Extended Data Figure 8
Extended Data Figure 8. Admixture from a ‘ghost’ ANE population into both European and Eastern Eurasian ancestry
EHG, and Upper Paleolithic Siberians Mal'ta 1 (MA1) and Afontova Gora 2 (AG2) are positioned near the intersection of clines formed by European hunter-gatherers (WHG, SHG, EHG) and Eastern non-Africans in the space of outgroup f3-statistics of the form f3(Mbuti; Papuan, Test) and f3(Mbuti; Switzerland_HG, Test).
Figure 1
Figure 1. Genetic structure of ancient West Eurasia
(a) Sampling locations and times in six regions. Sample sizes for each population are given below each bar. Abbreviations used: E: Early, M: Middle, L: Late, HG: Hunter-Gatherer, N: Neolithic, ChL: Chalcolithic, BA: Bronze Age, IA: Iron Age. (b) Principal components analysis of 991 present-day West Eurasians (grey points) with 278 projected ancient samples (excluding the Upper Paleolithic Ust’-Ishim, Kostenki14, and MA1). To avoid visual clutter, population labels of present-day individuals are shown in Extended Data Fig. 1.
Figure 2
Figure 2. Basal Eurasian ancestry explains the reduced Neanderthal admixture in West Eurasians
Basal Eurasian ancestry estimates are negatively correlated to a statistic measuring Neanderthal ancestry f4(Test, Mbuti; Altai, Denisovan).
Figure 3
Figure 3. Genetic differentiation and its dramatic decrease over time in West Eurasia
Pairwise FST distribution among populations belonging to four successive time slices in West Eurasia; the median (red) and range of FST is shown.
Figure 4
Figure 4. Modelling ancient West Eurasians, East Africans, East Eurasians and South Asians
(a) All the ancient populations can be modelled as mixtures of two or three other populations and up to four proximate sources (marked in colour).
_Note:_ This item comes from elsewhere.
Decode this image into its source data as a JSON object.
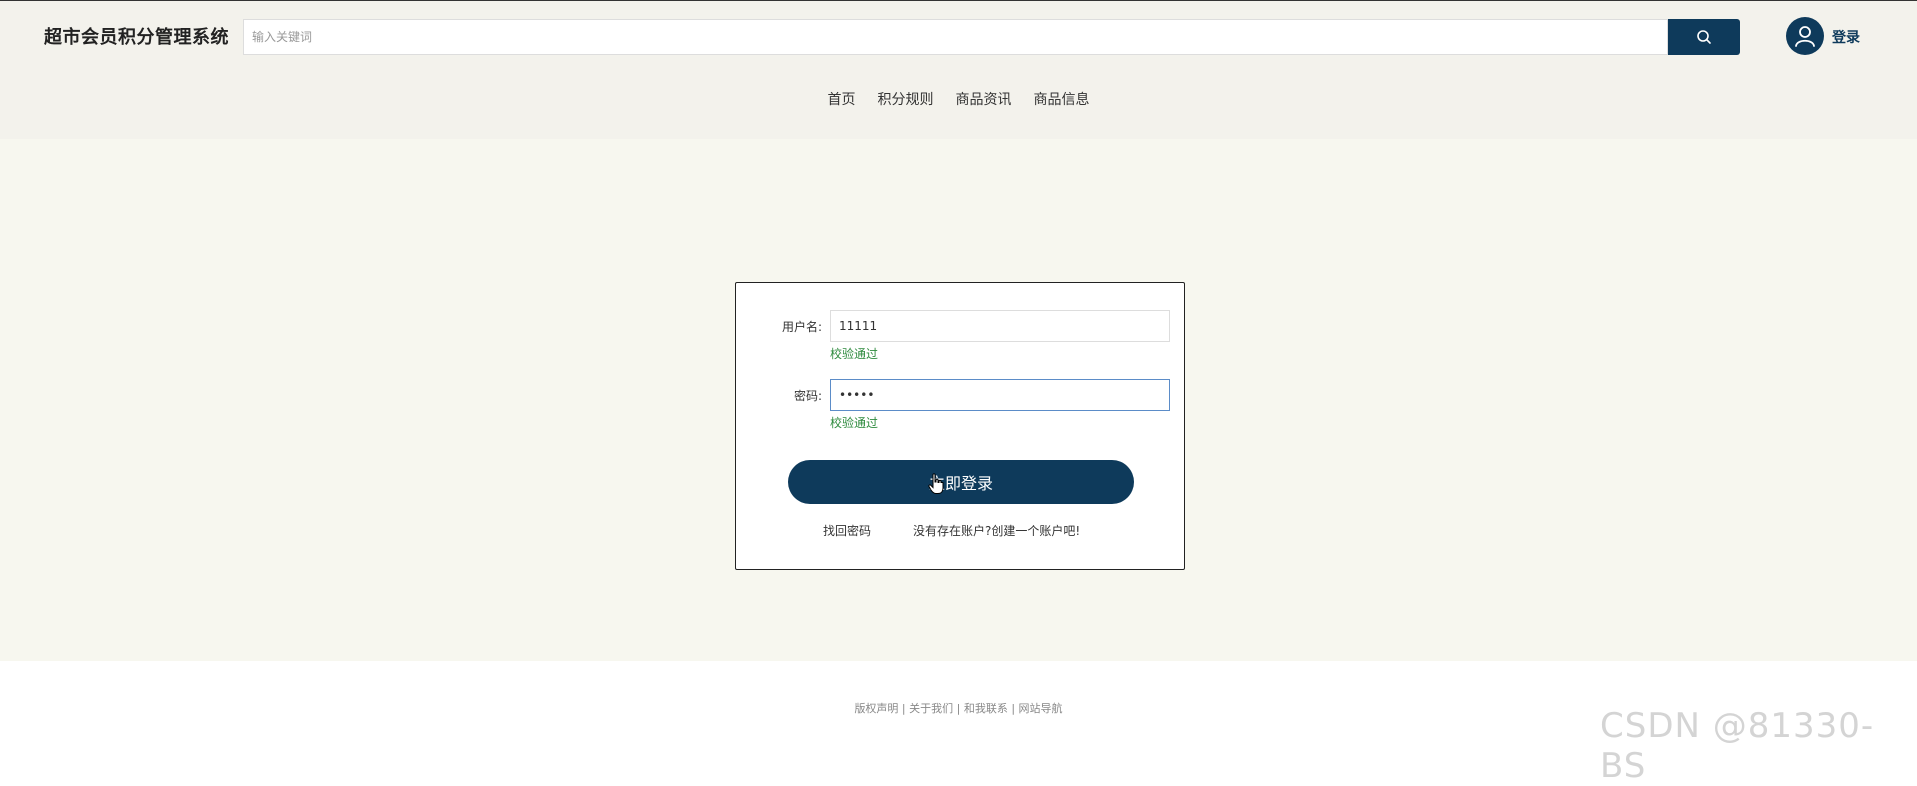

Mixture proportions inferred by qpAdm are indicated by the incoming arrows to each population. Clouds represent sets of more than one population. Multiple admixture solutions are consistent with the data for some populations, and while only one solution is shown here, Supplementary Information, section 7 presents the others. (b) A flat representation of the graph showing mixture proportions from the four proximate sources.